Vaughan's Ashes aim
England captain Michael Vaughan heads to New Zealand next week confident of playing a lead role in next year’s Ashes series - and hopes it will not be his last against Australia.
His long-term targets are to front another competitive England challenge in 2009 and play one final series Down Under after relinquishing the captaincy.
Vaughan, speaking at the launch of npower’s latest proposed Urban Cricket facility in Abbeyfield Park, Sheffield, is intent on developing a winning momentum with just 15 months to go before the start of the next Ashes summer.
England embarked on a successful spree of five straight series victories at the same point prior to the 2-1 win in 2005.
On a personal level, the 33-year-old feels fit, refreshed after walking away from the one-day side, and in a position to replicate something like his stellar form of 2002-03, when he struck eight hundreds in 15 Tests, including three against Australia.

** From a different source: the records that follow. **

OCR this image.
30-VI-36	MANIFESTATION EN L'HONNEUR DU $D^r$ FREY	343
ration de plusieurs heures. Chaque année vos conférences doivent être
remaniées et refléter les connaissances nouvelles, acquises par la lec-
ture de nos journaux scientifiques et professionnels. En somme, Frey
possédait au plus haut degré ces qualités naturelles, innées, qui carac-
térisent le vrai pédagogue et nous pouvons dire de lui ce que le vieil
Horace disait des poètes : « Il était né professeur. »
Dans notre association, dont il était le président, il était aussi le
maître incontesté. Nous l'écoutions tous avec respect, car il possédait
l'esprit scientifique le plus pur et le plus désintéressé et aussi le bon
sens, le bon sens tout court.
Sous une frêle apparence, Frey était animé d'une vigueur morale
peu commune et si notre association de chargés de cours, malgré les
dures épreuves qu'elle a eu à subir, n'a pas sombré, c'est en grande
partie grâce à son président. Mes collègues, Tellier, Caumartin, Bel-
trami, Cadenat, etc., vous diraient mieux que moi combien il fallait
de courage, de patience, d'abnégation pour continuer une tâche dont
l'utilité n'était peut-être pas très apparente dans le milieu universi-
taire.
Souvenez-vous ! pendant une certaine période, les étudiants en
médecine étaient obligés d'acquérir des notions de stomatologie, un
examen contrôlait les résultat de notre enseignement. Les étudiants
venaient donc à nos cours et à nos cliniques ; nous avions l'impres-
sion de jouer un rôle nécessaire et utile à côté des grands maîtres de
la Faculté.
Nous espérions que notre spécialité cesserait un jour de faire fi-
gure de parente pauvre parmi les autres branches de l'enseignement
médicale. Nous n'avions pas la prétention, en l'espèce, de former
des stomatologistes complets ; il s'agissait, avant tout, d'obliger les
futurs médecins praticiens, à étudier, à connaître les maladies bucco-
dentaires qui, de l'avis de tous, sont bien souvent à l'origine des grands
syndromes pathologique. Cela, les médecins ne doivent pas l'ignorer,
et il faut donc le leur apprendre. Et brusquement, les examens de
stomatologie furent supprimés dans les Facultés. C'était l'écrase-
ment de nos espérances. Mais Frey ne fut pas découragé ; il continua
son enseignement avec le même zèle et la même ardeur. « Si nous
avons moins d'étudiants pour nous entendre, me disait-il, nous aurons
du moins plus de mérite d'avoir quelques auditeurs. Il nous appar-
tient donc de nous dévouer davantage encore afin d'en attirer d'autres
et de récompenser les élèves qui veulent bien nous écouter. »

“I know I am good enough to be there,” said Vaughan, who returned to Test action last summer after 18 months out with a career-threatening knee injury.

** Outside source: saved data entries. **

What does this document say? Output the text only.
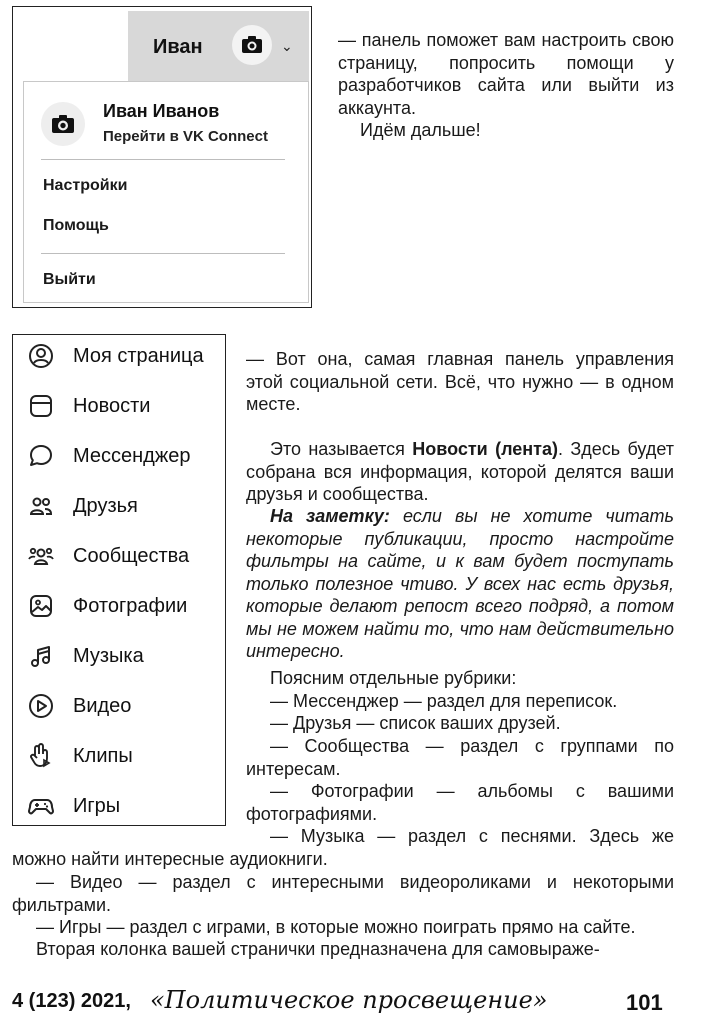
Иван	⌄
Иван Иванов
Перейти в VK Connect
Настройки
Помощь
Выйти
Моя страница
Новости
Мессенджер
Друзья
Сообщества
Фотографии
Музыка
Видео
Клипы
Игры
— панель поможет вам настроить свою страницу, попросить помощи у разработчиков сайта или выйти из аккаунта.
Идём дальше!
— Вот она, самая главная панель управления этой социальной сети. Всё, что нужно — в одном месте.
Это называется Новости (лента). Здесь будет собрана вся информация, которой делятся ваши друзья и сообщества.
На заметку: если вы не хотите читать некоторые публикации, просто настройте фильтры на сайте, и к вам будет поступать только полезное чтиво. У всех нас есть друзья, которые делают репост всего подряд, а потом мы не можем найти то, что нам действительно интересно.
Поясним отдельные рубрики:
— Мессенджер — раздел для переписок.
— Друзья — список ваших друзей.
— Сообщества — раздел с группами по интересам.
— Фотографии — альбомы с вашими фотографиями.
— Музыка — раздел с песнями. Здесь же можно найти интересные аудиокниги.
— Видео — раздел с интересными видеороликами и некоторыми фильтрами.
— Игры — раздел с играми, в которые можно поиграть прямо на сайте.
Вторая колонка вашей странички предназначена для самовыраже-
4 (123) 2021, «Политическое просвещение»	101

“That’s never ever been in question. In the nine games since I have come back and played, I have probably found a rhythm to bat in that I have not had for a few years, which is a really great sign.”
In six Tests last summer, Vaughan averaged 54.6 and his 124 against India at Nottingham was reminiscent of his very best.

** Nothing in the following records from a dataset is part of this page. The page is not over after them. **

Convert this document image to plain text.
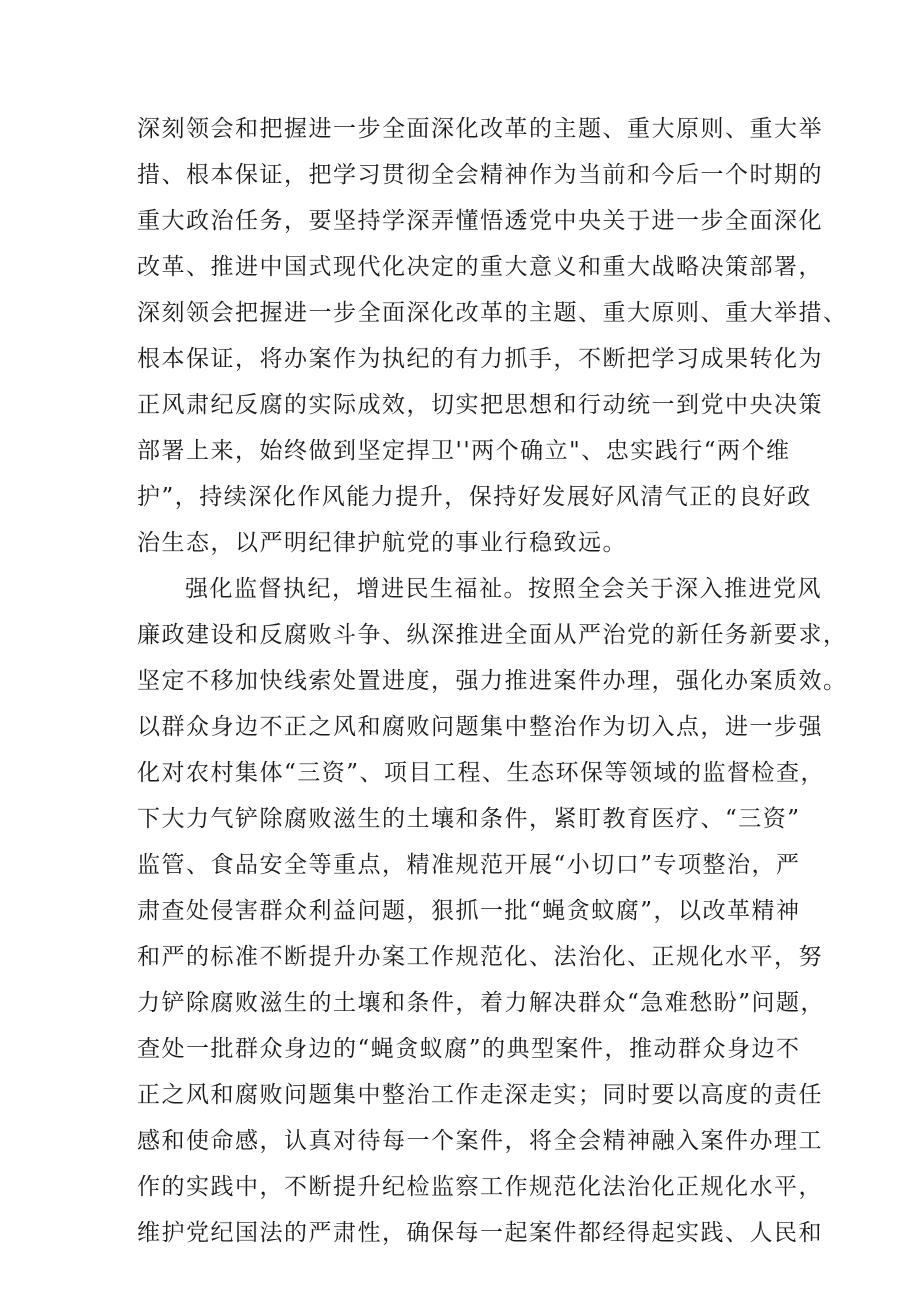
深刻领会和把握进一步全面深化改革的主题、重大原则、重大举
措、根本保证，把学习贯彻全会精神作为当前和今后一个时期的
重大政治任务，要坚持学深弄懂悟透党中央关于进一步全面深化
改革、推进中国式现代化决定的重大意义和重大战略决策部署，
深刻领会把握进一步全面深化改革的主题、重大原则、重大举措、
根本保证，将办案作为执纪的有力抓手，不断把学习成果转化为
正风肃纪反腐的实际成效，切实把思想和行动统一到党中央决策
部署上来，始终做到坚定捍卫''两个确立"、忠实践行“两个维
护”，持续深化作风能力提升，保持好发展好风清气正的良好政
治生态，以严明纪律护航党的事业行稳致远。
强化监督执纪，增进民生福祉。按照全会关于深入推进党风
廉政建设和反腐败斗争、纵深推进全面从严治党的新任务新要求，
坚定不移加快线索处置进度，强力推进案件办理，强化办案质效。
以群众身边不正之风和腐败问题集中整治作为切入点，进一步强
化对农村集体“三资”、项目工程、生态环保等领域的监督检查，
下大力气铲除腐败滋生的土壤和条件，紧盯教育医疗、“三资”
监管、食品安全等重点，精准规范开展“小切口”专项整治，严
肃查处侵害群众利益问题，狠抓一批“蝇贪蚊腐”，以改革精神
和严的标准不断提升办案工作规范化、法治化、正规化水平，努
力铲除腐败滋生的土壤和条件，着力解决群众“急难愁盼”问题，
查处一批群众身边的“蝇贪蚁腐”的典型案件，推动群众身边不
正之风和腐败问题集中整治工作走深走实；同时要以高度的责任
感和使命感，认真对待每一个案件，将全会精神融入案件办理工
作的实践中，不断提升纪检监察工作规范化法治化正规化水平，
维护党纪国法的严肃性，确保每一起案件都经得起实践、人民和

“I could have even averaged 75-80 with the way I played. I had two or three opportunities to go on and get 150s, 200s, massive scores and I didn’t take them,” Vaughan reflected.
“If I can continue to play in that rhythm and form, I believe there will be a purple patch around the corner where I get big scores on the trot.
“Whether I am there in 2009 - it is still a long way off - I still have ambition to go on beyond it.
“I don’t just think 2009 will be it for me, I look maybe at the Australians in Australia the time after that. I would like to still be playing in that.”
But the reign of England’s most successful Test captain - who has nevertheless overseen back-to-back series defeats - will have come to its conclusion before then.
“I don’t think I will do it for that stretch,” said Vaughan. “I really would love to play as a non-captain towards the latter stages of my career.
“I love the captaincy but I also wouldn’t mind having a go eventually at just playing.
“That’s why I have enjoyed this little six-week period out of the game when I can just focus on me, if you like - get my body and form to the standard I want it to be at, arrive in New Zealand fitter, and I probably will do, than I have been for years and years.
“When I get there, I have to look after all the team so, in these little periods I have, I have to make sure I look after myself and arrive in decent form.”
Paul Collingwood, the other half in the England captaincy split, has guaranteed a feel-good factor at the start of the New Zealand tour - via a series win in the Twenty20 contests - which Vaughan believes must be built on.
Few would have envisaged the Test team taking pointers from the one-day set-up a year ago but for Vaughan, who admits to sneaking no more than 10 minutes viewing time, transferring some of the basics will be key in developing a winning culture.
“It is important we do that,” he said. “That is why we need to get some kind of settled unit.
“It is very unlikely we can pick the XI in New Zealand that will start the Ashes but the nucleus - the formula and formulation - of that side should be very similar.
“Last time, we had a year of playing together. We had a great series win in South Africa, then that whole summer only Simon (Jones) missed out on that last Test match.
“You need your luck and we just have to make sure we get back to that kind of consistency of picking and sticking with people.”